We promote the ABCs and 123s of Water Safety. The ABCs are geared toward adults, and the 123s are geared toward children. The Michael Phelps Foundation recommends removing any toys and floats from in and around the pool when not in use as these can attract young children to the pool. An adult should supervise children at all times. Remember to practice safety when around water.
“I was first introduced to swimming through a water safety program, and it’s been one of my goals to help every child learn to swim. While swimming is a lifesaving skill, it’s still important – no matter who you are – to be careful around the water. I’m competitive and love to play games, especially in the pool, but I want everybody to know that some basic tips apply to us all – never swim alone and never hold your breath for an extended time. Shallow water blackout is lethal but also preventable, so please educate yourself and your loved ones about the importance of water safety.” – Michael Phelps
We are excited to partner with PAW Patrol and share the important message of water safety worldwide. Check out the Michael Phelps Foundation and Paw Patrol SafetyFirst Water Safety Tool Kit here.

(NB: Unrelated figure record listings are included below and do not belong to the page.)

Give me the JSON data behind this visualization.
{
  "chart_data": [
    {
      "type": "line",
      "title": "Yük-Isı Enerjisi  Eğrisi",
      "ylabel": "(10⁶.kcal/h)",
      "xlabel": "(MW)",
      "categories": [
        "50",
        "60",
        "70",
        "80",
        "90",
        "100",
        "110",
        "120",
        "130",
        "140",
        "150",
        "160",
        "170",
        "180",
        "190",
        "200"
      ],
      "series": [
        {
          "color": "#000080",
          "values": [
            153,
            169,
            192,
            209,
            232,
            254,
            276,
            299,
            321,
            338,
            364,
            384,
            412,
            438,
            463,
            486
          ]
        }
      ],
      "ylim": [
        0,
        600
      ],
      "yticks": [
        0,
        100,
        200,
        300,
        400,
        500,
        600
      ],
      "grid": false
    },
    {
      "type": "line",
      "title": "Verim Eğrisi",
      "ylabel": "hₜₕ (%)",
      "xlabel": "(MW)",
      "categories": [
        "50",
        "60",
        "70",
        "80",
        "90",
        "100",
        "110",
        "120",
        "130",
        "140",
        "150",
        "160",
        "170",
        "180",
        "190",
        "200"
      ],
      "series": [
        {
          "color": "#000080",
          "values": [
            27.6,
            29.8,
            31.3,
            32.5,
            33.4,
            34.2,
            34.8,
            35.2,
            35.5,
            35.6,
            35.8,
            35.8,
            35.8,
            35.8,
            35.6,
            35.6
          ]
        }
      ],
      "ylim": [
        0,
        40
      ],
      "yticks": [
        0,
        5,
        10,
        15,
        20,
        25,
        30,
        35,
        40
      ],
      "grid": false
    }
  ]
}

ABCs of Water Safety for Adults
Parents, teach your children never to get in the pool without an adult.
Put your cell phone away.
Stay engaged with your child.
Never be more than an arms-length away.
If you are at a public pool, ensure a certified lifeguard is on duty.
Assign a water watcher: determine which adult in your party is in charge of exclusively watching the children in the water. Take turns! But be aware that it is important to communicate who the watcher is.
All pools should have a barrier around them.
Make sure the door is closed leading into the pool. You do not want people coming in or out without you knowing it
If you have a backyard pool, be sure to have a secure barrier and check to make sure your drains are compliant with VGB
Be aware if there are barriers set up at a public pool. Only swim where it is permitted
Enroll your children in swim lessons. Look for lessons that teach the children to be comfortable and confident in the water. Swimmers need to understand and “feel” buoyancy and balance to make them safer in the water. This approach helps children to react to new situations that may occur in the water
Consider taking some swimming classes to brush up on your swimming skills
Take a CPR class. CPR is essential in an emergency.
The 1, 2, 3s of Water Safety for Children
1. Never swim alone
Never swim alone
Be sure to stay with your parents or other adults.